Der Mobilfunkausbau im Gebiet der Marktgemeinde Grafengehaig soll vorangetrieben werden. Die Voraussetzungen für eine Förderung nach der Mobilfunkrichtlinie in Höhe von 90 Prozent sind gegeben, wie Bürgermeister Werner Burger in der Gemeinderatssitzung am Montagabend erläuterte. Die Mobilfunkbetreiber wurden gebeten, Suchkreise zu übermitteln, die geeignete Sendestandorte zur Lückenschließung definieren. Die Deutsche Telekom und Vodafone haben abgeliefert. "Die Suchkreise geben mögliche Standorte für einen Sendemast an, mit dem der Netzbetreiber weiße Flecken auf dem Gemeindegebiet schließen kann", sagte Bürgermeister Burger. Bei den Gebieten handele es sich um den Horbacher Berg, Schindelwald und die Kleinrehmühle. Die Verwaltung wird nun prüfen, ob Vorhaben auf den entsprechenden Gebieten realisiert werden können.

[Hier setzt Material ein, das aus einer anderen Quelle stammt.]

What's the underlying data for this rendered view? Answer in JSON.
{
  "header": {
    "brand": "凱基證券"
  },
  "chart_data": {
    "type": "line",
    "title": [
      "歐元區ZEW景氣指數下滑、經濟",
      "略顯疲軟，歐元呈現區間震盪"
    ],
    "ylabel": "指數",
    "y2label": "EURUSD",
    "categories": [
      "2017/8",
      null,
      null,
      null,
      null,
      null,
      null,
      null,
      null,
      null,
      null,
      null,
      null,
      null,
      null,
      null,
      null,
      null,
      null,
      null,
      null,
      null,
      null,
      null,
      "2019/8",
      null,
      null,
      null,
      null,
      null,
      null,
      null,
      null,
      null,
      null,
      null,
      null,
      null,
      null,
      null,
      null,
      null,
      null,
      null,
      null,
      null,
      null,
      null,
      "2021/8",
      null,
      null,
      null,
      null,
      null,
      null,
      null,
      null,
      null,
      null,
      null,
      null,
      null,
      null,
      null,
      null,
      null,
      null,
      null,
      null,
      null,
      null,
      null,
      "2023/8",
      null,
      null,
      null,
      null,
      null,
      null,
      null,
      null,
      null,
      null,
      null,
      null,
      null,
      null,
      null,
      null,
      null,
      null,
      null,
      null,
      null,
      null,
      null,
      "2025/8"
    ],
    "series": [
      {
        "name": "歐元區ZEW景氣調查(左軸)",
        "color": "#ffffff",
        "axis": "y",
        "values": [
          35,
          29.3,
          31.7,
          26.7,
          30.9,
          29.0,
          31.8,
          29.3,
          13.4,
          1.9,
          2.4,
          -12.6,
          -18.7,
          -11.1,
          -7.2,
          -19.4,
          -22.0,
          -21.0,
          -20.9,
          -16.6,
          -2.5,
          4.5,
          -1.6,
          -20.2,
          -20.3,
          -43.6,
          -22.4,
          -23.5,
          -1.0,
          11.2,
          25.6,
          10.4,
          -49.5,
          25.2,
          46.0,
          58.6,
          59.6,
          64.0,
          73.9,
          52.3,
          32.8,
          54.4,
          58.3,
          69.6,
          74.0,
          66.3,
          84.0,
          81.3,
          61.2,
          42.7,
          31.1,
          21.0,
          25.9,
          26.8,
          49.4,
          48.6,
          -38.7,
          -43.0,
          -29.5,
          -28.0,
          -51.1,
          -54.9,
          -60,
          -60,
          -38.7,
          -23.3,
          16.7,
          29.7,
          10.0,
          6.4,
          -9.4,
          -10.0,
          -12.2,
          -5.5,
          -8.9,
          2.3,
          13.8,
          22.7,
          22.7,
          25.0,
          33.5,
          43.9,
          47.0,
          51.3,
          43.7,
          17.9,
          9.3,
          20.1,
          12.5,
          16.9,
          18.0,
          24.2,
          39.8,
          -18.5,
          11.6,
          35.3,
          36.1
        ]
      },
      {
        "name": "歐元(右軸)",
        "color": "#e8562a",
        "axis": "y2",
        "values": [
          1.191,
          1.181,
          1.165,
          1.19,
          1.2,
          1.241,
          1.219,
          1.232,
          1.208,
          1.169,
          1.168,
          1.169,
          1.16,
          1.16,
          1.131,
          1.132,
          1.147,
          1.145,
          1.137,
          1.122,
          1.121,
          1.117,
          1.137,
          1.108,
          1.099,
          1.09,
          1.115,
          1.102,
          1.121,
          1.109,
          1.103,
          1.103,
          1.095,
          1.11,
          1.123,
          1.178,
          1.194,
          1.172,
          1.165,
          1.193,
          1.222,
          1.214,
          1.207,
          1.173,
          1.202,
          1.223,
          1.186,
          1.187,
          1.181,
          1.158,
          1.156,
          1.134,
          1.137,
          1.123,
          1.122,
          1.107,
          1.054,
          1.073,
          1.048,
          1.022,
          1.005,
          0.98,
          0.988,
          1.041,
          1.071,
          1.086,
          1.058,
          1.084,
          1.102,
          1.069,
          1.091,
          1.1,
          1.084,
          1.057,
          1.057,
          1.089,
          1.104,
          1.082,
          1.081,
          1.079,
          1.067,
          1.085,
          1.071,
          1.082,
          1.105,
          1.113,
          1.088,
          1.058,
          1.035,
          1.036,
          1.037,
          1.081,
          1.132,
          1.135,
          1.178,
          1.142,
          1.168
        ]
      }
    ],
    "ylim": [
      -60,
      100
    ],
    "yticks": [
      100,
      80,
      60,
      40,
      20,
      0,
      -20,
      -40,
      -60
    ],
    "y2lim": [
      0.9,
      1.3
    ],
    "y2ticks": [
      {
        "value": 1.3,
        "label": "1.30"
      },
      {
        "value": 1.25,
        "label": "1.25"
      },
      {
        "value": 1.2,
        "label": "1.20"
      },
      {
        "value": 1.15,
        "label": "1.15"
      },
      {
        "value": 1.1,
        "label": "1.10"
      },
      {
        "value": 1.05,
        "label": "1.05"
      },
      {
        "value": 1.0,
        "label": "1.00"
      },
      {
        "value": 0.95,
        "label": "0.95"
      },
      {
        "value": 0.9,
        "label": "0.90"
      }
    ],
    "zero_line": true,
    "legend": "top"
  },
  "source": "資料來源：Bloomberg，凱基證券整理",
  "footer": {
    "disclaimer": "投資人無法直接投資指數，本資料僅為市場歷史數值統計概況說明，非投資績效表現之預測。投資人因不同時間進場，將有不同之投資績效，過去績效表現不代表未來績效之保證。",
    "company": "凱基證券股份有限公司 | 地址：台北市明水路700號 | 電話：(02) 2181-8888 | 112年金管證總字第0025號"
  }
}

Interesse hat die Marktgemeinde auch am Gigabitausbau. In Bayern läuft zurzeit in Pilotverfahren eine Gigabit-Förderung in Bereichen, in denen bereits 30 MBit/s verfügbar sind. Bisher sind sechs Pilotprojekte in Gewerbegebieten genehmigt worden, davon eines auch in Kulmbach. Ziel ist es, aus dieser Pilotförderung eine bayernweite Förderung zu machen. Bereits jetzt haben 71 Prozent der Kommunen - zumindest in Teilgebieten - direkte Glasfaseranschlüsse bis ins Haus. Die Verwaltung hat das Interesse am Gigabitausbau für gewerbliche und private Anschlüsse im Marktgemeindebereich Grafengehaig gemeldet, wovon die Gremiumsmitglieder Kenntnis nahmen.

200 Tonnen Streusalz beschafft die Verwaltungsgemeinschaft Marktleugast für die beiden Märkte Marktleugast und Grafengehaig bei der KTU Kupferberg Handelsgesellschaft mbH für insgesamt 18 542 Euro.

Eine überplanmäßige Ausgabe von 6035 Euro ist für das Blockheizkraftwerk in der Frankenwaldhalle angefallen. Da die Abgaswerte nicht mehr im Toleranzbereich waren, musste ein Katalysator ausgetauscht werden.

Am Bauvorhaben Marktplatz 1 musste ein Kleinauftrag für Natursteinarbeiten im Rahmen einer dringlichen Anordnung vergeben werden. "Die Arbeiten waren notwendig, bevor die Baufirmen tätig werden", sagte Bürgermeister Werner Burger und bezifferte die Angebotssumme auf 3303 Euro.

Das Landratsamt hat die vom Marktgemeinderat Grafengehaig beschlossene Haushaltssatzung rechtsaufsichtlich gewürdigt. Zudem wurde am 1. Juli der Antrag auf Bedarfszuweisung, Stabilisierungshilfe und Investitionshilfe an das Landratsamt übersandt. Darüber wird voraussichtlich im Oktober entschieden.

Im Kindergarten "Pfiffikus" in Eppenreuth muss ein Bodenbelag ausgetauscht sowie die Hausflurtreppe saniert werden. Den Auftrag für die Arbeiten vergab der Gemeinderat einstimmig an die Firma Karl Geyer GmbH in Kulmbach.

Bei den Asphaltierungsarbeiten durch die Firma S.T.K. sind zusätzliche 324 Quadratmeter beauftragt worden, wofür Mehrkosten von 11 656 Euro angefallen sind.